Emma Warren was cycling home from school on 27 September when she was involved in an accident with a truck.
The outgoing youngster, who loved teddy bears, died at the scene.
An online petition, which has so far been signed by 3500 people, is calling for the New Plymouth District Council to move the crossing.
Family friend Adam Fenech, who started the petition, said Emma was a lovely, happy, seven-and-a-half-year-old girl with a passion for motorbikes who loved to ride with her father, Sean.
Mr Fenech said it was not possible to bring Emma back, but her parents Sean and Karen wanted to make sure a similar accident did not happen to anyone else.
There had been warnings about the crossing at the intersection before, he said.
"I had a lady message me, who in 1992... I think she said she was nine. She got hit on that crossing and survived obviously but it wasn't moved.
"They tried at that point. I don't know what avenues they tried but they tried at that point and it wasn't moved and here we are."
The crossing at the intersection of Miro Street and Rata Street, which is part of State Highway 3, is little more than a metre from the main road and has no humps or raised kerbing.
Mr Fenech said even if the crossing was not directly implicated in Emma's death it was a hazard and should go.

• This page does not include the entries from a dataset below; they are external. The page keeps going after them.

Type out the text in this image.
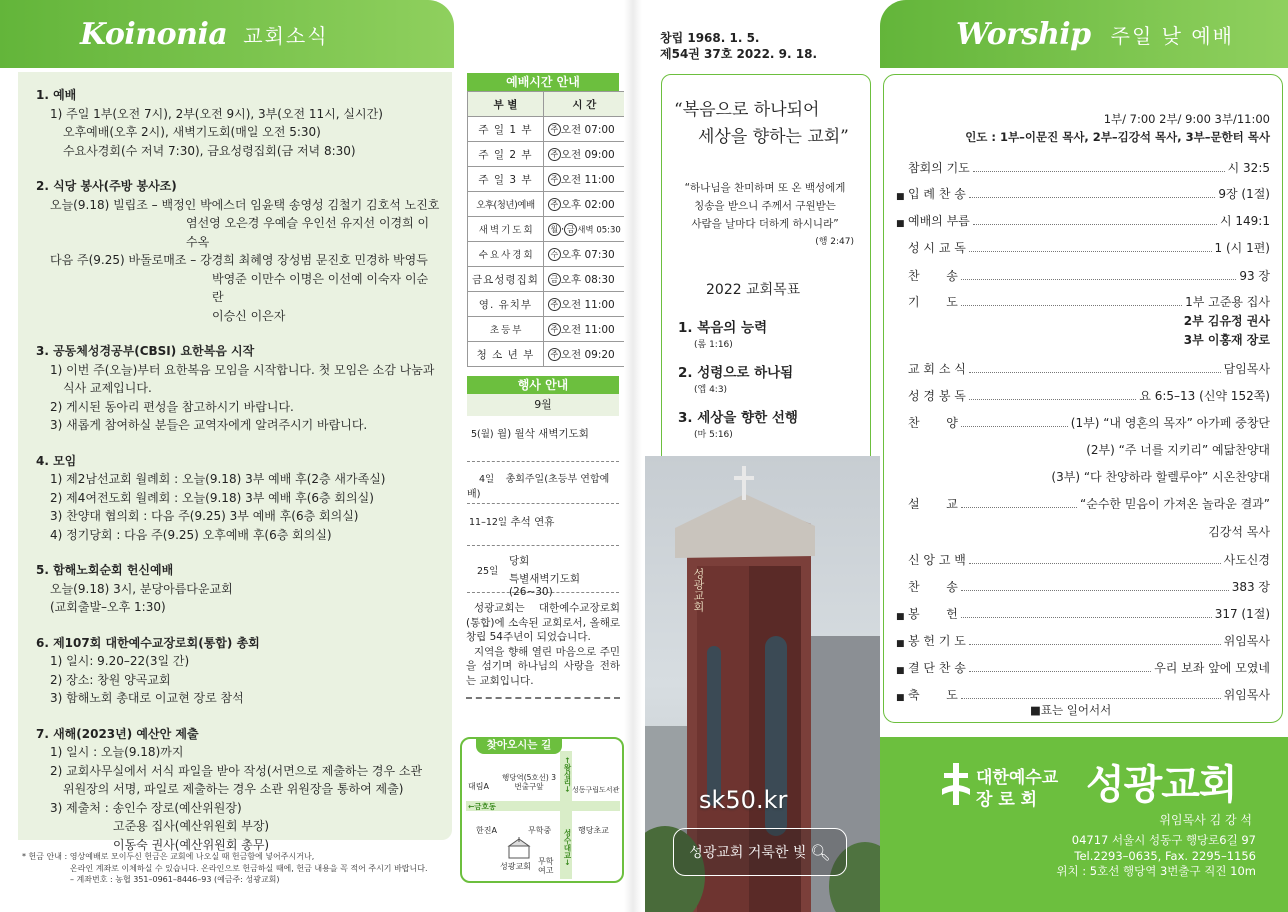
Koinonia 교회소식
1. 예배
1) 주일 1부(오전 7시), 2부(오전 9시), 3부(오전 11시, 실시간)
오후예배(오후 2시), 새벽기도회(매일 오전 5:30)
수요사경회(수 저녁 7:30), 금요성령집회(금 저녁 8:30)
2. 식당 봉사(주방 봉사조)
오늘(9.18) 빌립조 – 백정인 박에스더 임윤택 송영성 김철기 김호석 노진호
염선영 오은경 우예슬 우인선 유지선 이경희 이수옥
다음 주(9.25) 바돌로매조 – 강경희 최혜영 장성범 문진호 민경하 박영득
박영준 이만수 이명은 이선예 이숙자 이순란
이승신 이은자
3. 공동체성경공부(CBSI) 요한복음 시작
1) 이번 주(오늘)부터 요한복음 모임을 시작합니다. 첫 모임은 소감 나눔과
식사 교제입니다.
2) 게시된 동아리 편성을 참고하시기 바랍니다.
3) 새롭게 참여하실 분들은 교역자에게 알려주시기 바랍니다.
4. 모임
1) 제2남선교회 월례회 : 오늘(9.18) 3부 예배 후(2층 새가족실)
2) 제4여전도회 월례회 : 오늘(9.18) 3부 예배 후(6층 회의실)
3) 찬양대 협의회 : 다음 주(9.25) 3부 예배 후(6층 회의실)
4) 정기당회 : 다음 주(9.25) 오후예배 후(6층 회의실)
5. 함해노회순회 헌신예배
오늘(9.18) 3시, 분당아름다운교회
(교회출발–오후 1:30)
6. 제107회 대한예수교장로회(통합) 총회
1) 일시: 9.20–22(3일 간)
2) 장소: 창원 양곡교회
3) 함해노회 총대로 이교현 장로 참석
7. 새해(2023년) 예산안 제출
1) 일시 : 오늘(9.18)까지
2) 교회사무실에서 서식 파일을 받아 작성(서면으로 제출하는 경우 소관
위원장의 서명, 파일로 제출하는 경우 소관 위원장을 통하여 제출)
3) 제출처 : 송인수 장로(예산위원장)
고준용 집사(예산위원회 부장)
이동숙 권사(예산위원회 총무)
* 헌금 안내 : 영상예배로 모이두신 헌금은 교회에 나오실 때 헌금함에 넣어주시거나,
온라인 계좌로 이체하실 수 있습니다. 온라인으로 헌금하실 때에, 헌금 내용을 꼭 적어 주시기 바랍니다.
– 계좌번호 : 농협 351–0961–8446–93 (예금주: 성광교회)
예배시간 안내
부 별	시 간
주 일 1 부	주 오전 07:00
주 일 2 부	주 오전 09:00
주 일 3 부	주 오전 11:00
오후(청년)예배	주 오후 02:00
새 벽 기 도 회	월 · 금 새벽 05:30
수 요 사 경 회	수 오후 07:30
금요성령집회	금 오후 08:30
영. 유치부	주 오전 11:00
초 등 부	주 오전 11:00
청 소 년 부	주 오전 09:20
행사 안내
9월
5(월) 월) 월삭 새벽기도회
4일 총회주일(초등부 연합예배)
11–12일 추석 연휴
25일
당회
특별새벽기도회(26~30)
성광교회는 대한예수교장로회(통합)에 소속된 교회로서, 올해로 창립 54주년이 되었습니다.
지역을 향해 열린 마음으로 주민을 섬기며 하나님의 사랑을 전하는 교회입니다.
찾아오시는 길
←왕십리→
성수대교→
←금호동
대림A
행당역(5호선) 3번출구앞	성동구립도서관
한진A	무학중	행당초교
성광교회
무학여고
창립 1968. 1. 5.
제54권 37호 2022. 9. 18.
“복음으로 하나되어
세상을 향하는 교회”
“하나님을 찬미하며 또 온 백성에게
칭송을 받으니 주께서 구원받는
사람을 날마다 더하게 하시니라”
(행 2:47)
2022 교회목표
1. 복음의 능력
(롬 1:16)
2. 성령으로 하나됨
(엡 4:3)
3. 세상을 향한 선행
(마 5:16)
성광교회
sk50.kr
성광교회 거룩한 빛 🔍︎
Worship 주일 낮 예배
1부/ 7:00 2부/ 9:00 3부/11:00
인도 : 1부–이문진 목사, 2부–김강석 목사, 3부–문한터 목사
참회의 기도	시 32:5
■ 입 례 찬 송	9장 (1절)
■ 예배의 부름	시 149:1
성 시 교 독	1 (시 1편)
찬       송	93 장
기       도	1부 고준용 집사
2부 김유정 권사
3부 이홍재 장로
교 회 소 식	담임목사
성 경 봉 독	요 6:5–13 (신약 152쪽)
찬       양	(1부) “내 영혼의 목자” 아가페 중창단
(2부) “주 너를 지키리” 예닮찬양대
(3부) “다 찬양하라 할렐루야” 시온찬양대
설       교	“순수한 믿음이 가져온 놀라운 결과”
김강석 목사
신 앙 고 백	사도신경
찬       송	383 장
■ 봉       헌	317 (1절)
■ 봉 헌 기 도	위임목사
■ 결 단 찬 송	우리 보좌 앞에 모였네
■ 축       도	위임목사
■표는 일어서서
대한예수교
장 로 회 성광교회
위임목사 김 강 석
04717 서울시 성동구 행당로6길 97
Tel.2293–0635, Fax. 2295–1156
위치 : 5호선 행당역 3번출구 직진 10m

"It's not about whether that was the actual cause of it but it's definitely not helping.
"There's a lot of things to watch at that corner for a start, especially in a truck when you've got added things like blind spots and things like that.
"You've got high fences, trees and poles in the way, a main road, traffic and a pedestrian crossing."

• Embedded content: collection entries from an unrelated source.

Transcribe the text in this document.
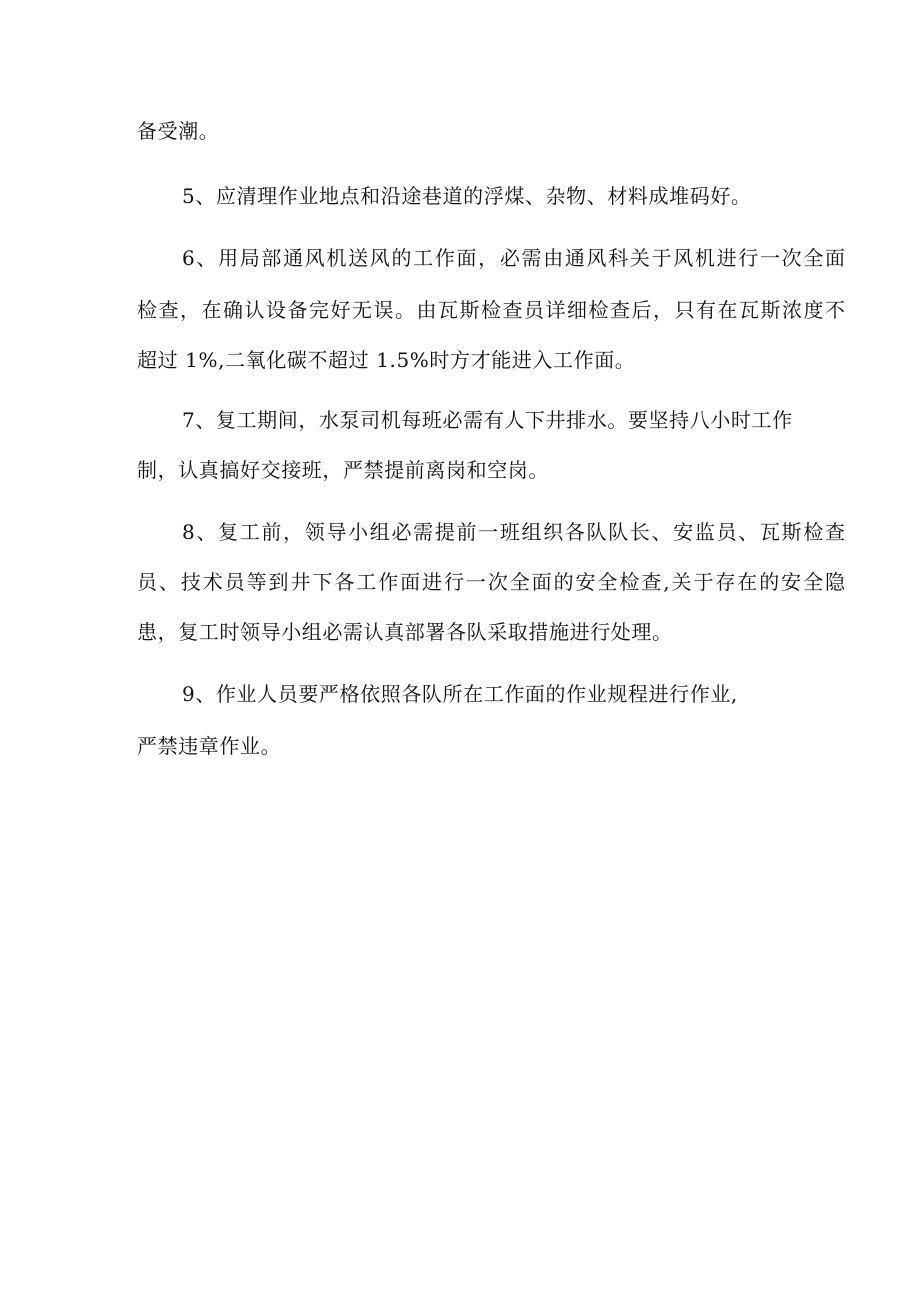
备受潮。

5、应清理作业地点和沿途巷道的浮煤、杂物、材料成堆码好。

6、用局部通风机送风的工作面，必需由通风科关于风机进行一次全面

检查，在确认设备完好无误。由瓦斯检查员详细检查后，只有在瓦斯浓度不

超过 1%,二氧化碳不超过 1.5%时方才能进入工作面。

7、复工期间，水泵司机每班必需有人下井排水。要坚持八小时工作

制，认真搞好交接班，严禁提前离岗和空岗。

8、复工前，领导小组必需提前一班组织各队队长、安监员、瓦斯检查

员、技术员等到井下各工作面进行一次全面的安全检查,关于存在的安全隐

患，复工时领导小组必需认真部署各队采取措施进行处理。

9、作业人员要严格依照各队所在工作面的作业规程进行作业,

严禁违章作业。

Mr Fenech said ironically if the crossing had raised kerbing it would have to be set back at least 5m from the intersection.
No one in Inglewood today had a good word to say about the crossing.

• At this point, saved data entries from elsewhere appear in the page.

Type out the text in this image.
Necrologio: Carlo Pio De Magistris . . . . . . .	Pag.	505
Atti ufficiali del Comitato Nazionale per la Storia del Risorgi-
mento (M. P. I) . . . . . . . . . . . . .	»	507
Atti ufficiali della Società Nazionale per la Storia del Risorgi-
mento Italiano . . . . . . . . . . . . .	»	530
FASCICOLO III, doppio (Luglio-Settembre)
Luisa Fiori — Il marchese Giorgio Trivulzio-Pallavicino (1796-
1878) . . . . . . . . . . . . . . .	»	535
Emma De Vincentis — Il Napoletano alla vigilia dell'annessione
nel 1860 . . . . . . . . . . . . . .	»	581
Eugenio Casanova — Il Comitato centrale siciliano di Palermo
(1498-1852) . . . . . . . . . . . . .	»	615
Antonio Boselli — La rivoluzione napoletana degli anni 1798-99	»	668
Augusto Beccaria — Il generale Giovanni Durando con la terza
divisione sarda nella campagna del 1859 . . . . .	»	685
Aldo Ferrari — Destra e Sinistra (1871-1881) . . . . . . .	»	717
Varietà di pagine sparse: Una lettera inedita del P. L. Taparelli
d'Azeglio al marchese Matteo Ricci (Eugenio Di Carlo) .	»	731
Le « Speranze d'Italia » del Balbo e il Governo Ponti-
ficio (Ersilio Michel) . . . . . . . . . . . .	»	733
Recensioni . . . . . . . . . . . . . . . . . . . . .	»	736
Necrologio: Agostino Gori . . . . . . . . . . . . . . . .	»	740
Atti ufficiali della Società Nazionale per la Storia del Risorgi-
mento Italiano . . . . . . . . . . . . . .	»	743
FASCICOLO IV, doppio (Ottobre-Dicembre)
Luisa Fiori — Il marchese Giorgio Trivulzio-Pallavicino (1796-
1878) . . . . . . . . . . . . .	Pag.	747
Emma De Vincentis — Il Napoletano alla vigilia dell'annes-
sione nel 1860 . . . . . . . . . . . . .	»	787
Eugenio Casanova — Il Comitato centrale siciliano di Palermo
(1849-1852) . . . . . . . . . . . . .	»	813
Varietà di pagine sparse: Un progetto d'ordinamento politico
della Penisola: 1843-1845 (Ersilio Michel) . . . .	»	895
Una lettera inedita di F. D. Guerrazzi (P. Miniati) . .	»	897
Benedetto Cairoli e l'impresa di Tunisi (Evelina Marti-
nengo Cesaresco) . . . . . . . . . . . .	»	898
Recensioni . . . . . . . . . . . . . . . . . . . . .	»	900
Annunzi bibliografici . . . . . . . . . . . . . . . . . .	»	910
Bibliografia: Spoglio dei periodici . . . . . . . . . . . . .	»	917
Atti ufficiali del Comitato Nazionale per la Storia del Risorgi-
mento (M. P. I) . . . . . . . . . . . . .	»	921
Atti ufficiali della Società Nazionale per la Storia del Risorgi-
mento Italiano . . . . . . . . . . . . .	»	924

Hayley McLeman, who was out with Jayde, 8, and Blake, 6, said it was poorly designed.
"It's extremely close to the main road and with all the big trucks coming past and stuff it would be better if it was moved back.
"It's quite upsetting really. You drive past [the tributes] and the kids ask questions and you've got to try and explain it nicely," she said.
Becca Cunningham was out walking her dogs and had a similar point of view.
"Obviously like probably most people I think it's far too close to the main road. It's only a metre-and-a-half between the crossing and the main road and it's just too close to safety I think.
"I always thought something might happen."
Ms Cunningham said the solution was easy.
"Either take it away completely or move it further up the road. This one's too close - it needs moving further away."
Mr Fenech said Emma's parents supported the petition, which was targeting 10,000 signatures.
"If we can get that crossing moved then something... if positive is the right word... something positive can come out the situation.
"The family have said if this stops one more kid getting hurt or killed then it's a good thing."
In a statement, the council said it was installing temporary barriers at the crossing to slow pedestrian traffic and conducting a safety audit with the Transport Agency.
The police were also investigating the accident.
Chief operating officer Kelvin Wright said following those enquiries a decision would be made on any permanent changes.
He said the Miro Street crossing had been in place for at least 30 years and the incident involving Emma Warren was the first crossing-related accident there in the last 10 years.